Heusch G, Baumgart D, Camici P, Chilian W, Gregorini L, Hess O, Indolfi C, Rimoldi O
Abteilung für Pathophysiologie and Abteilung für Kardiologie, Universitätsklinikum Essen, Essen, Germany.
Circulation. 2000 Feb 15;101(6):689-94. doi: 10.1161/01.cir.101.6.689.

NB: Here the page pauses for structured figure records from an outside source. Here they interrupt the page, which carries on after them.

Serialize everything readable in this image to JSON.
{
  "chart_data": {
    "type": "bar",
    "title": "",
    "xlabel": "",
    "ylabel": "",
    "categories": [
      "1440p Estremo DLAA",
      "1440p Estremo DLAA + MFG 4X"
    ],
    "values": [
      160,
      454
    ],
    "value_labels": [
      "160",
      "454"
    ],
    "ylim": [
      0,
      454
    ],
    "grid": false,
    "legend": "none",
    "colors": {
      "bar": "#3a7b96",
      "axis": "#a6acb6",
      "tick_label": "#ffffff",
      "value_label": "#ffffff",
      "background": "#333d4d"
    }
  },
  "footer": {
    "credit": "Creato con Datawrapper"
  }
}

The use of quantitative coronary angiography, combined with Doppler and PET, has recently been directed at the study of alpha-adrenergic coronary vasomotion in humans. Confirming prior animal experiments, there is no evidence of alpha-adrenergic coronary constrictor tone at rest. Again confirming prior experiments, responses to alpha-adrenoceptor activation are augmented in the presence of coronary endothelial dysfunction and atherosclerosis, involving both alpha(1)- and alpha(2)-adrenoceptors in epicardial conduit arteries and microvessels. Such augmented alpha-adrenergic coronary constriction is observed during exercise and coronary interventions, and it is powerful enough to induce myocardial ischemia and limit myocardial function. Recent studies indicate a genetic determination of alpha(2)-adrenergic coronary constriction.
定量冠状动脉造影结合多普勒和正电子发射断层扫描技术,最近已用于人类α-肾上腺素能冠状动脉血管运动的研究。正如先前动物实验所证实的,静息时不存在α-肾上腺素能冠状动脉收缩张力。再次证实先前的实验,在存在冠状动脉内皮功能障碍和动脉粥样硬化的情况下,对α-肾上腺素能受体激活的反应增强,涉及心外膜传导动脉和微血管中的α(1)和α(2)肾上腺素能受体。这种增强的α-肾上腺素能冠状动脉收缩在运动和冠状动脉介入过程中均可观察到,其强度足以诱发心肌缺血并限制心肌功能。最近的研究表明α(2)肾上腺素能冠状动脉收缩存在遗传决定因素。